EPA Set to Give Ethanol a Big Boost?
by Capitol ConfidentialIn the midst of a drive by Washington’s powerful ethanol lobby to expand what critics often deride as an artificially created, and government aided and promoted market for “fuel made from food,” the top administrator from the Environmental Protection Agency (EPA) Wednesday testified before the Senate Interior and Environment Appropriations Subcommittee, telling lawmakers the agency will make a final determination late summer on allowing higher levels of ethanol to be blended into gasoline.

The ethanol industry is currently petitioning the EPA for a waiver to increase ethanol blends in gasoline from 10 percent to 15 percent, in order to create a larger market–and artificial demand–for the fuel source.
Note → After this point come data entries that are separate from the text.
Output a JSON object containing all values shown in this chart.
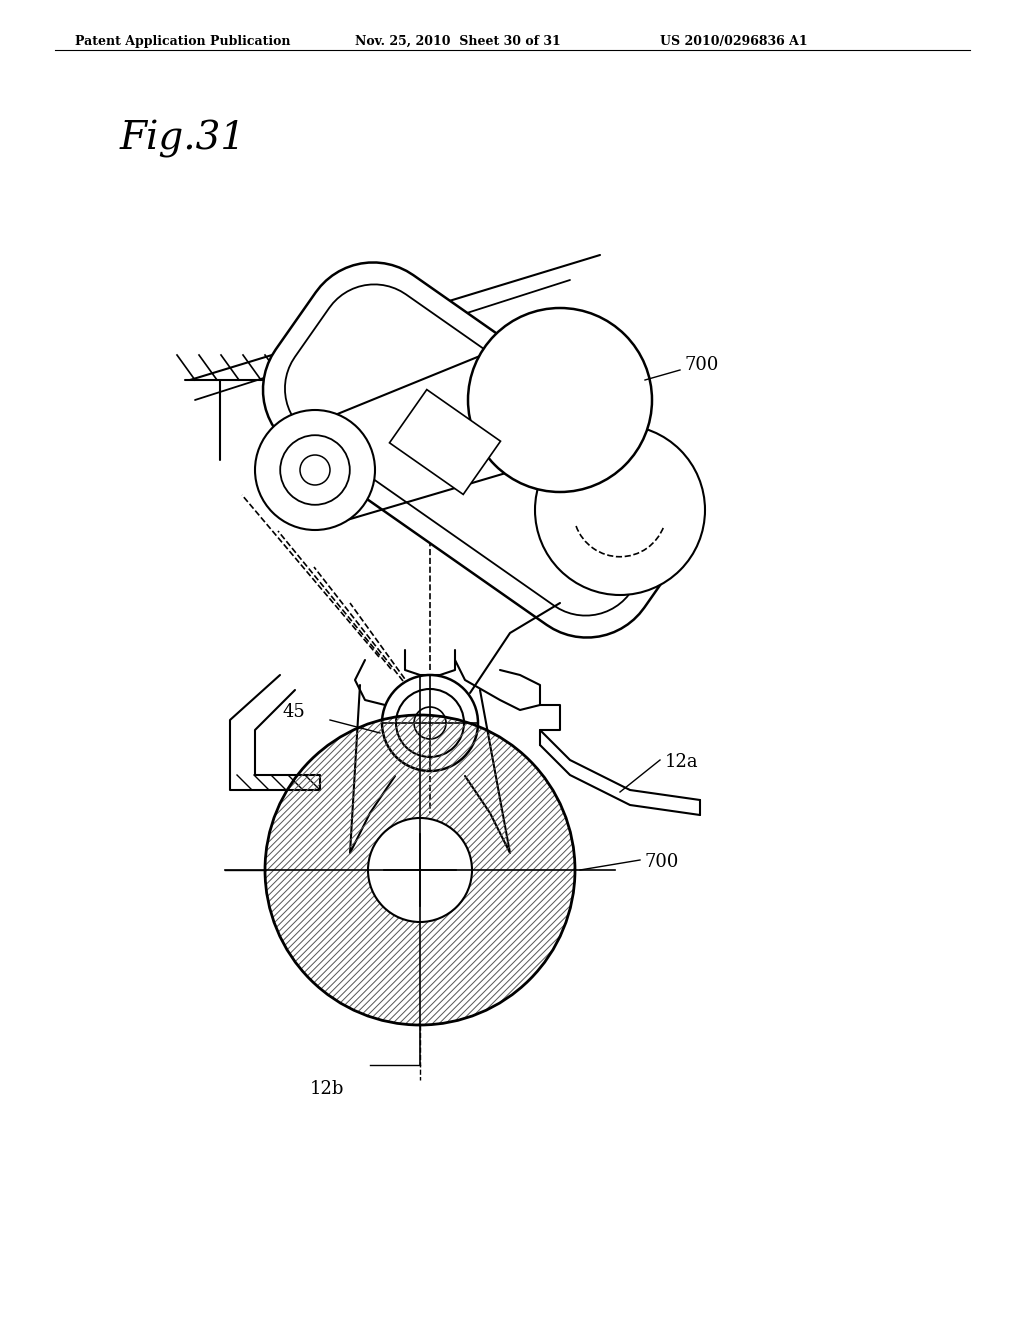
{
  "title": "Fig.31",
  "header_left": "Patent Application Publication",
  "header_mid": "Nov. 25, 2010  Sheet 30 of 31",
  "header_right": "US 2010/0296836 A1",
  "labels": {
    "700_top": "700",
    "45": "45",
    "12a": "12a",
    "700_bottom": "700",
    "12b": "12b"
  },
  "bg_color": "#ffffff",
  "line_color": "#000000"
}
Administrator Lisa Jackson said the agency’s decision awaits completion of Department of Energy (DOE) tests on ethanol—namely, how higher ethanol blends might adversely affect vehicle engines, a long-running concern of automakers and the marine leisure industry, among others—which she expects to receive by May. “We expect that once we get that additional data, and it will be publicly available, the EPA will be in a position to move toward a final decision on the waiver, late summer in the time period,” Jackson said in response to a line of questioning by ethanol booster Senator Ben Nelson of Nebraska.